Wegen der Armut zu Hause werden Kinder aus informellen Garikai-Siedlungen in den staatlichen Schulen stigmatisiert und diskriminiert. Sie werden als „blöd“ und „schmutzig“ beschimpft. Da sie manchmal kein Wasser oder keine Seife zu Hause haben oder weite Wege auf schlammigen Wegen zur Schule zurücklegen müssen, kommen sie nicht gepflegt in adretten Uniformen in der Schule an. Angesichts der Beleidigungen entscheiden sich Kinder und Jugendliche gegen die Fortsetzung des Schulbesuchs.
„2005 musste meine ältere Schwester mit der Schule aufhören, und mein Vater konnte nicht länger seinen Job ausüben, weil er sich das Busticket nicht leisten konnte“, berichtete der heute 20-jährige David. „Ich hörte 2009 mit der Schule auf, weil meine Eltern die Prüfungsgebühren nicht zahlen konnten. Das waren zehn Dollar pro Fach, und ich hatte sieben Fächer. Ich fühle mich unzulänglich, weil ich meine Ausbildung nicht abgeschlossen habe.“
Oft droht Sexarbeit als Gelderwerb für Mädchen und junge Frauen
Auf Grund der fehlenden Schulbildung haben die Kinder und Jugendlichen schlechte Chancen für die Zukunft.

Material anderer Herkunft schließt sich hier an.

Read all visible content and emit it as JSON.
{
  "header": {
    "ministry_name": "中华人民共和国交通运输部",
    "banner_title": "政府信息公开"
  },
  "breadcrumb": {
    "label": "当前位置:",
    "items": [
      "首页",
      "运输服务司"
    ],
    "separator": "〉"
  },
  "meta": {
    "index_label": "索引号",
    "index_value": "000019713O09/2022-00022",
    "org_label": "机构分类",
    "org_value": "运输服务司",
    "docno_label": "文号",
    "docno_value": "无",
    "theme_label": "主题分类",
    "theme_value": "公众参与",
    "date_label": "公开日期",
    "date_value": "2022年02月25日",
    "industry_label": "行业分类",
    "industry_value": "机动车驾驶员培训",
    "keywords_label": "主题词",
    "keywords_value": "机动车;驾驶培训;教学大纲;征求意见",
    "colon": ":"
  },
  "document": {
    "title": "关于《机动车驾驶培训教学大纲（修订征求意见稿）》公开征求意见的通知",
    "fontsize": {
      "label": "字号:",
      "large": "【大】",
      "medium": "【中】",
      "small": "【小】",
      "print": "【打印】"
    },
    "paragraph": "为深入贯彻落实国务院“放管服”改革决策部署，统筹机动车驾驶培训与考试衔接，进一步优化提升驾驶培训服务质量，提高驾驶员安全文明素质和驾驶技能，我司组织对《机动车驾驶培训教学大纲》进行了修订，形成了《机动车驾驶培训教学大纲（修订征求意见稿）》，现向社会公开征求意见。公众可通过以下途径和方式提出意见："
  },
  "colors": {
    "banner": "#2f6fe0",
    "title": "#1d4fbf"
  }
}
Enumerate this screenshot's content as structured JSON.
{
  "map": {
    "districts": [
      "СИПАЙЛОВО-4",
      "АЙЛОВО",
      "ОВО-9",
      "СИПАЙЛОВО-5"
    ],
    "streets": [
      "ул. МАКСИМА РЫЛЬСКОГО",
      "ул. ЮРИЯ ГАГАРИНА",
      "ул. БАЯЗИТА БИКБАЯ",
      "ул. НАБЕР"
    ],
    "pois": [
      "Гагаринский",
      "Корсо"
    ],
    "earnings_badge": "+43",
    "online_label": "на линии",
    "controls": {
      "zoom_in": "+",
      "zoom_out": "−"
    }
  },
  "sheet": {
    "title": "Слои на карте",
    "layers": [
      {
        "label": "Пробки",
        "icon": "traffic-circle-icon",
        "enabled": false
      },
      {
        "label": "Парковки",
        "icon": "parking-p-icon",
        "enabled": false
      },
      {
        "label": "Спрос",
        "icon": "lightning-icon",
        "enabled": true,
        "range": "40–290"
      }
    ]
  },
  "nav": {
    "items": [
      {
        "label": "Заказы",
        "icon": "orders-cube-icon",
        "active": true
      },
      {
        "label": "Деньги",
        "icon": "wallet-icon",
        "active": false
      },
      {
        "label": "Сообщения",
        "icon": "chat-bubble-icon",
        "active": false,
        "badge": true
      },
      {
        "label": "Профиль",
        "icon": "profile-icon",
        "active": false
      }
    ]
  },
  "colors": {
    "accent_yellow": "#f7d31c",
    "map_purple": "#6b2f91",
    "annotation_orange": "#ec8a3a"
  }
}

Mädchen und Frauen sind vom Bildungsnotstand besonders betroffen. Unmittelbar nach den Massenvertreibungen sahen sich Mädchen und junge Frauen gezwungen, durch Sexarbeit Geld zu verdienen, um so die Familie zu unterstützen. Zahlreiche Mädchen und Frauen entschieden sich für eine Heirat um der Prostitution zu entgehen.
Eine Änderung des Bildungssystems ist kaum zu erwarten, da die Ministerien für Bildung und Kultur, für Soziales und Wohnen von Tsvangirais MDC-Partei besetzt sind, während die Bezirksverwaltungen dem von Mugabes ZANU-PF kontrollierten Ministerium für ländliche und städtische Entwicklung unterstellt sind, was einer ständigen gegenseitigen Blockade gleichkommt.
Sabine Vogler ist Sprecherin des Netzwerks Arbeit, Wirtschaft und soziale Rechte bei Amnesty International Österreich.